Closed shenkev closed 4 years ago
Thanks for your feedback, it's interesting.
We've also heard good feedback on the refactoring you mention (because for instance opening an example script that was 700 lines of code long could be daunting) so it's good to hear a diversity of feedback.
I think the crux of it is that it's not realistic to maintain dozens of combinations – e.g. {apex, TPU, TF, distributed} x {all possible tasks}
– of self-contained example scripts.
Unless you use code generation (which comes with its own set of problems), things will get out-of-sync and break really fast. CI would be really hard too.
To give a concrete example, adding TPU support to each individual script without refactoring would have been an overwhelming task. With the Trainer, we've been able to do it in a decently easy way and we'll have robust CI in place in the coming weeks.
I do agree that "hackability" of this library is very important and we're trying to find a good trade-off for this. I feel like we don't have many layers of abstraction. (models are mostly self-contained, etc.)
We're very open to any suggestion to improving things so let us know of any ideas you'd have to make this hackability easier.
I have a different perspective here. Transformer is pretty hackable as it is now. It's very easy to take any model, add any task specific heads on it in all sorts of exotic ways. Also the recently introduced Trainer
is pretty impressive, it removes lot of the boilerplate from previous examples and I didn't find that it limits hackability. The way Trainer code is structured, its very easy to modify it.
The models are also pretty hackable, here are two really great examples of this
LongformerSelfAttention
to convert them to long versions, also trains using new Trainer
Also I've recently started contributing, and navigating though the codebase and making changes was a breeze.
Also HF models can be trained with all sorts trainers. I've personally trained HF models with my own training loop, HF Trainer, pytorch-lightning, ignite, fastai and it plays nicely with all of these.
And I think the goal of the examples is to give standard templates for doing certain tasks but it doesn't limit or discourage from modifying them in any way.
So considering all this I would say that Transformers is pretty hackable and also provides nice light-weight abstractions wherever needed. I really appreciate this!
This issue has been automatically marked as stale because it has not had recent activity. It will be closed if no further activity occurs. Thank you for your contributions.
I understand the desire to use abstraction to make the library easier to use out-of-the-box, especially for newer users who just want to call run_model.py with some hyparameters.
However, as someone who considers himself a novice-intermediate and frequently needs to look at or modify the source code to achieve what I want, it's been a huge pain adapting to the new changes.

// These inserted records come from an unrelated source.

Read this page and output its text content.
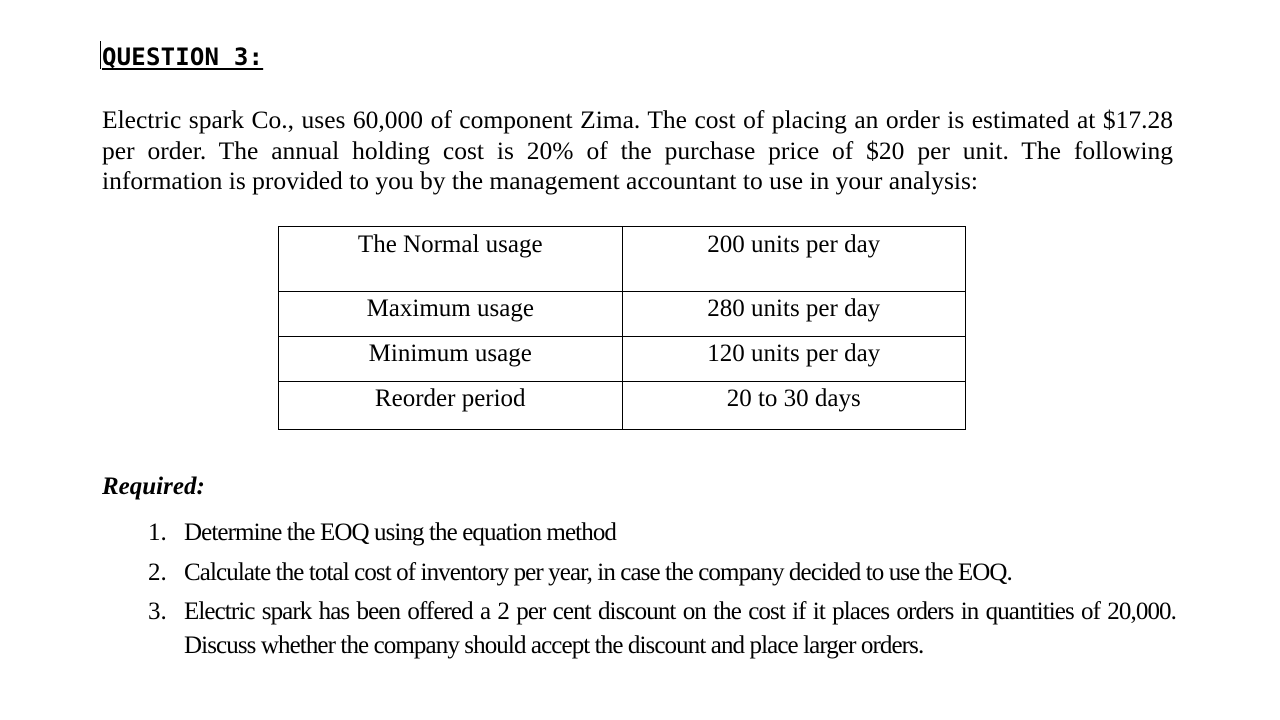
QUESTION 3:

Electric spark Co., uses 60,000 of component Zima. The cost of placing an order is estimated at $17.28 per order. The annual holding cost is 20% of the purchase price of $20 per unit. The following information is provided to you by the management accountant to use in your analysis:

The Normal usage	200 units per day
Maximum usage	280 units per day
Minimum usage	120 units per day
Reorder period	20 to 30 days
Required:
1. Determine the EOQ using the equation method
2. Calculate the total cost of inventory per year, in case the company decided to use the EOQ.
3. Electric spark has been offered a 2 per cent discount on the cost if it places orders in quantities of 20,000. Discuss whether the company should accept the discount and place larger orders.
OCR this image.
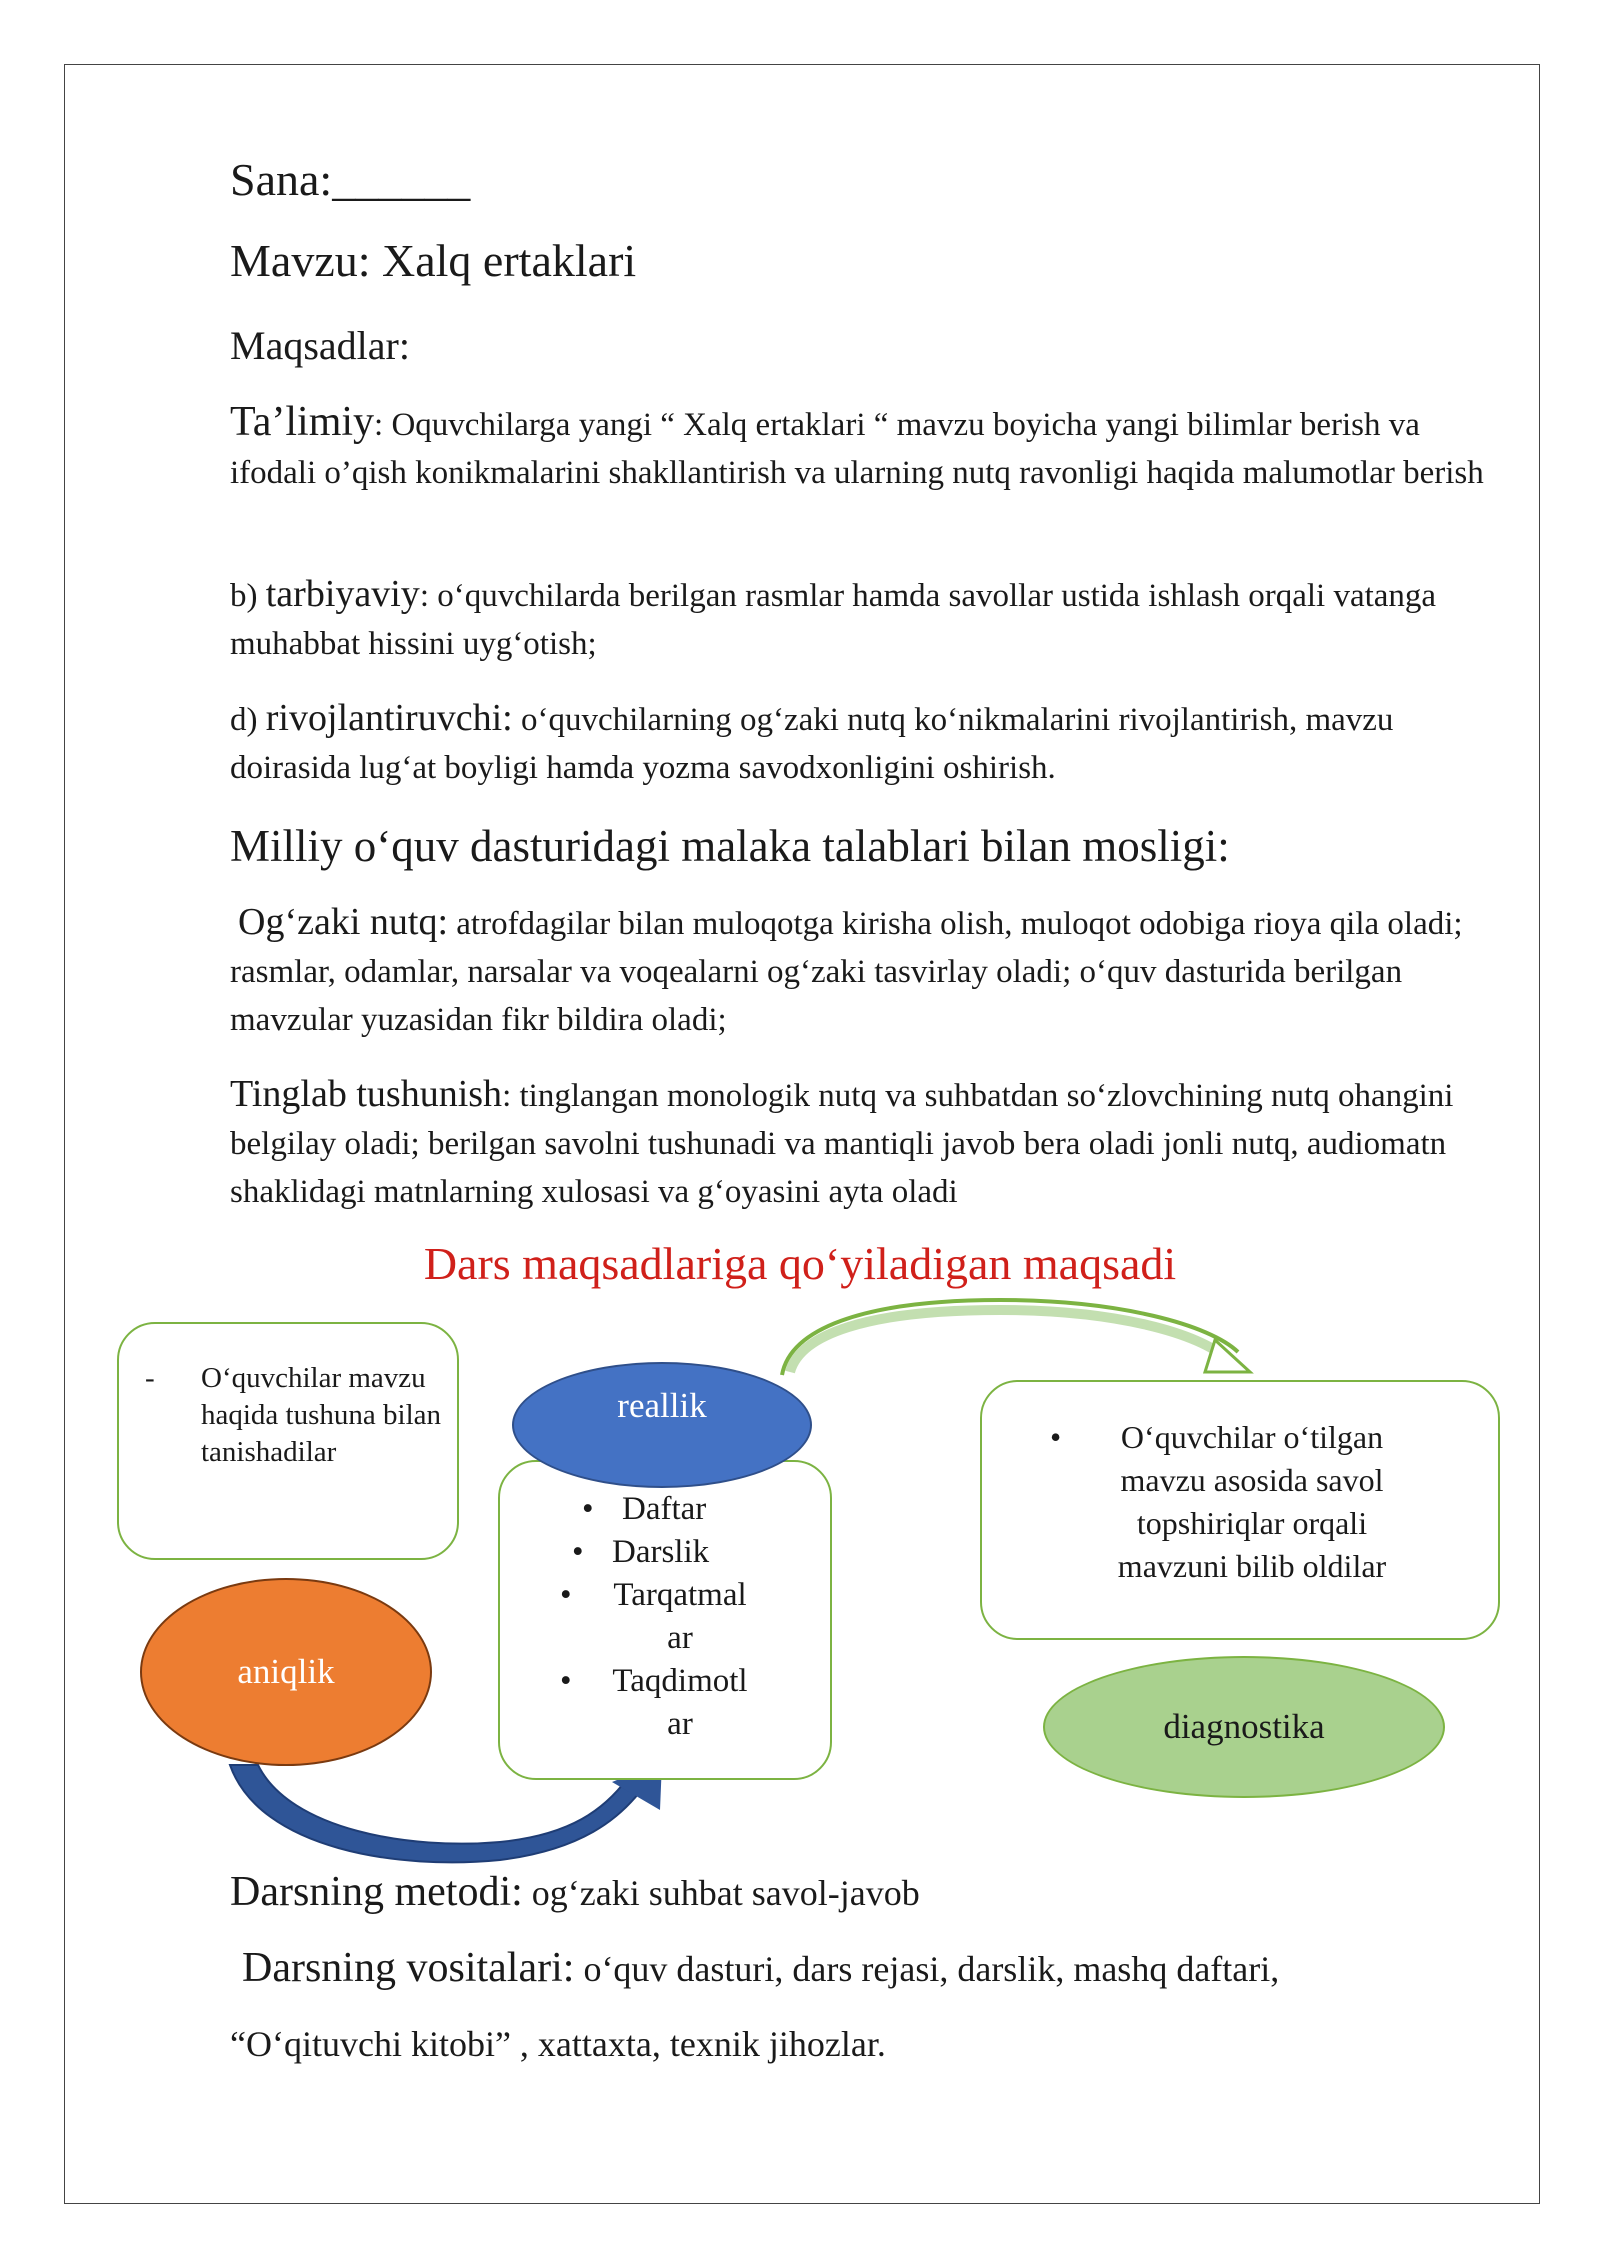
Sana:______

Mavzu: Xalq ertaklari

Maqsadlar:

Ta’limiy: Oquvchilarga yangi “ Xalq ertaklari “ mavzu boyicha yangi bilimlar berish va ifodali o’qish konikmalarini shakllantirish va ularning nutq ravonligi haqida malumotlar berish

b) tarbiyaviy: oʻquvchilarda berilgan rasmlar hamda savollar ustida ishlash orqali vatanga muhabbat hissini uygʻotish;

d) rivojlantiruvchi: oʻquvchilarning ogʻzaki nutq koʻnikmalarini rivojlantirish, mavzu doirasida lugʻat boyligi hamda yozma savodxonligini oshirish.

Milliy oʻquv dasturidagi malaka talablari bilan mosligi:

Ogʻzaki nutq: atrofdagilar bilan muloqotga kirisha olish, muloqot odobiga rioya qila oladi; rasmlar, odamlar, narsalar va voqealarni ogʻzaki tasvirlay oladi; oʻquv dasturida berilgan mavzular yuzasidan fikr bildira oladi;

Tinglab tushunish: tinglangan monologik nutq va suhbatdan soʻzlovchining nutq ohangini belgilay oladi; berilgan savolni tushunadi va mantiqli javob bera oladi jonli nutq, audiomatn shaklidagi matnlarning xulosasi va gʻoyasini ayta oladi

Dars maqsadlariga qoʻyiladigan maqsadi

- Oʻquvchilar mavzu haqida tushuna bilan tanishadilar
aniqlik
reallik
• Daftar
• Darslik
• Tarqatmal ar
• Taqdimotl ar
• Oʻquvchilar oʻtilgan mavzu asosida savol topshiriqlar orqali mavzuni bilib oldilar
diagnostika

Darsning metodi: ogʻzaki suhbat savol-javob

Darsning vositalari: oʻquv dasturi, dars rejasi, darslik, mashq daftari,

“Oʻqituvchi kitobi” , xattaxta, texnik jihozlar.
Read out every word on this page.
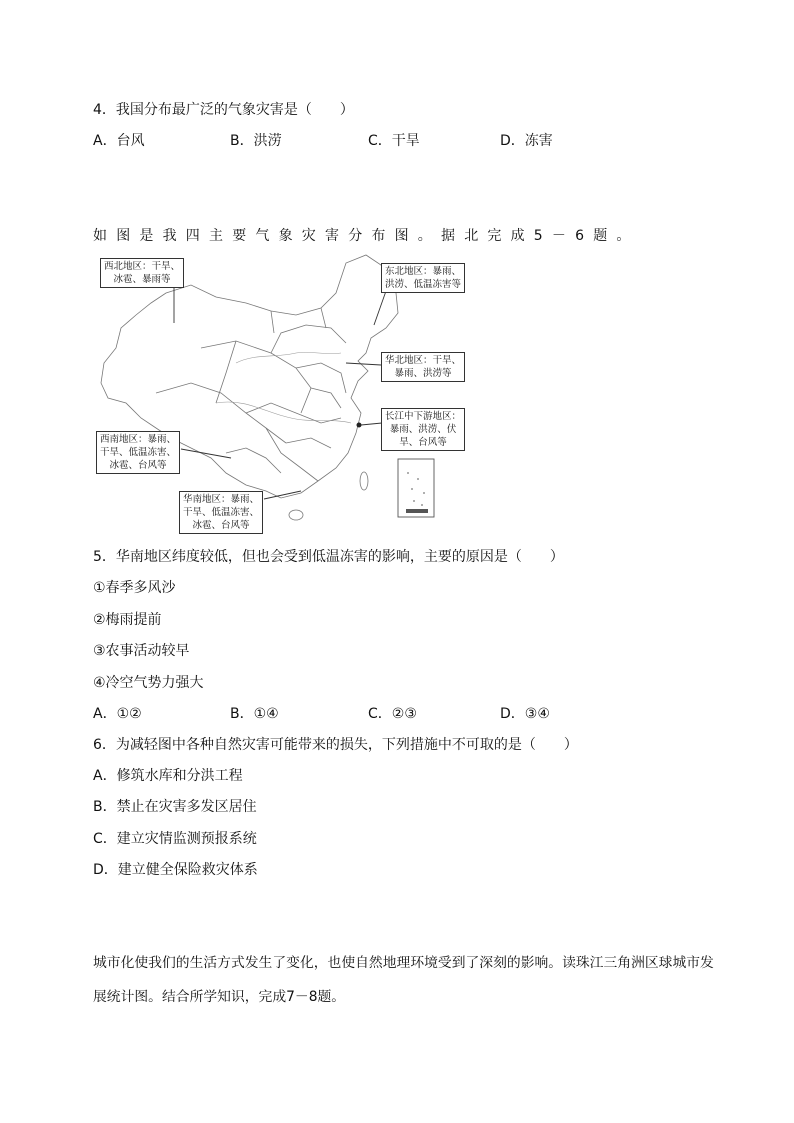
4．我国分布最广泛的气象灾害是（　　）
A．台风	B．洪涝	C．干旱	D．冻害
如图是我四主要气象灾害分布图。据北完成5－6题。
西北地区：干旱、
冰雹、暴雨等
东北地区：暴雨、
洪涝、低温冻害等
华北地区：干旱、
暴雨、洪涝等
长江中下游地区：
暴雨、洪涝、伏
旱、台风等
西南地区：暴雨、
干旱、低温冻害、
冰雹、台风等
华南地区：暴雨、
干旱、低温冻害、
冰雹、台风等
5．华南地区纬度较低，但也会受到低温冻害的影响，主要的原因是（　　）
①春季多风沙
②梅雨提前
③农事活动较早
④冷空气势力强大
A．①②	B．①④	C．②③	D．③④
6．为减轻图中各种自然灾害可能带来的损失，下列措施中不可取的是（　　）
A．修筑水库和分洪工程
B．禁止在灾害多发区居住
C．建立灾情监测预报系统
D．建立健全保险救灾体系
城市化使我们的生活方式发生了变化，也使自然地理环境受到了深刻的影响。读珠江三角洲区球城市发
展统计图。结合所学知识，完成7－8题。
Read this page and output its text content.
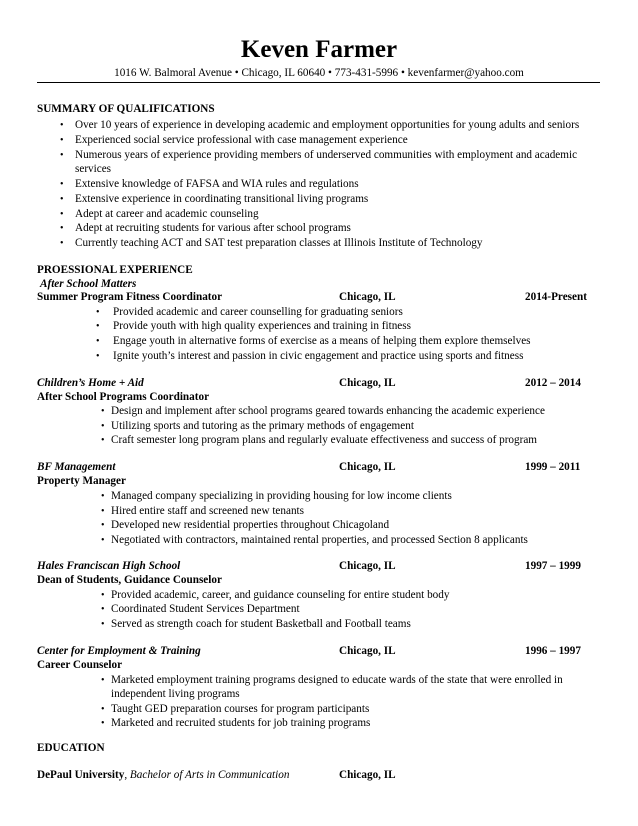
Keven Farmer
1016 W. Balmoral Avenue • Chicago, IL 60640 • 773-431-5996 • kevenfarmer@yahoo.com
SUMMARY OF QUALIFICATIONS
• Over 10 years of experience in developing academic and employment opportunities for young adults and seniors
• Experienced social service professional with case management experience
• Numerous years of experience providing members of underserved communities with employment and academic
services
• Extensive knowledge of FAFSA and WIA rules and regulations
• Extensive experience in coordinating transitional living programs
• Adept at career and academic counseling
• Adept at recruiting students for various after school programs
• Currently teaching ACT and SAT test preparation classes at Illinois Institute of Technology
PROESSIONAL EXPERIENCE
After School Matters
Summer Program Fitness Coordinator	Chicago, IL	2014-Present
• Provided academic and career counselling for graduating seniors
• Provide youth with high quality experiences and training in fitness
• Engage youth in alternative forms of exercise as a means of helping them explore themselves
• Ignite youth’s interest and passion in civic engagement and practice using sports and fitness
Children’s Home + Aid	Chicago, IL	2012 – 2014
After School Programs Coordinator
• Design and implement after school programs geared towards enhancing the academic experience
• Utilizing sports and tutoring as the primary methods of engagement
• Craft semester long program plans and regularly evaluate effectiveness and success of program
BF Management	Chicago, IL	1999 – 2011
Property Manager
• Managed company specializing in providing housing for low income clients
• Hired entire staff and screened new tenants
• Developed new residential properties throughout Chicagoland
• Negotiated with contractors, maintained rental properties, and processed Section 8 applicants
Hales Franciscan High School	Chicago, IL	1997 – 1999
Dean of Students, Guidance Counselor
• Provided academic, career, and guidance counseling for entire student body
• Coordinated Student Services Department
• Served as strength coach for student Basketball and Football teams
Center for Employment & Training	Chicago, IL	1996 – 1997
Career Counselor
• Marketed employment training programs designed to educate wards of the state that were enrolled in
independent living programs
• Taught GED preparation courses for program participants
• Marketed and recruited students for job training programs
EDUCATION
DePaul University, Bachelor of Arts in Communication	Chicago, IL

I'll try to be as concrete as possible but here are some big painpoints:
(I will say, these painpoints may come from inexpeience with the library rather than something is just hard/impossible to achieve but either way, as a novice-intermediate, the end result is the same: I have a hard time navigating the library)
arguments are hidden, so far example in run_language_modeling.py I'm not able to see what all the available parameters are. I feel using abstraction over argument types like training_args, model_args, etc. is overkill and just programming fluff
model source code is hidden under many layers of abstraction
support for basic functionality is not implemented when code is refactored. One example is the new run_language_modeling.py doesn't have support for training continuation from a checkpoint
Like for example, it's very hard to tell what any of the XXX.from_pretrained classes are actually doing.
These are just the painpoints I can think of from the top of my head. It's overall been just unsmooth using the new example files like run_language_modeling.py and the rest of the API.
My main suggestion is to rethink the trade-off beween simplicity, abstraction versus flexibility and ability to hack/modify the code. Generally I think abstraction is good, but it seems overly excessive in certain places and I wonder if you can achieve the same goal while doing a bit less.
A tangential observation is the example scripts get way too cumbersome when you try to support all these things within the same file (e.g. run_language_modeling.py): apex, tpu, tensorflow, distributed. There are flags everywhere.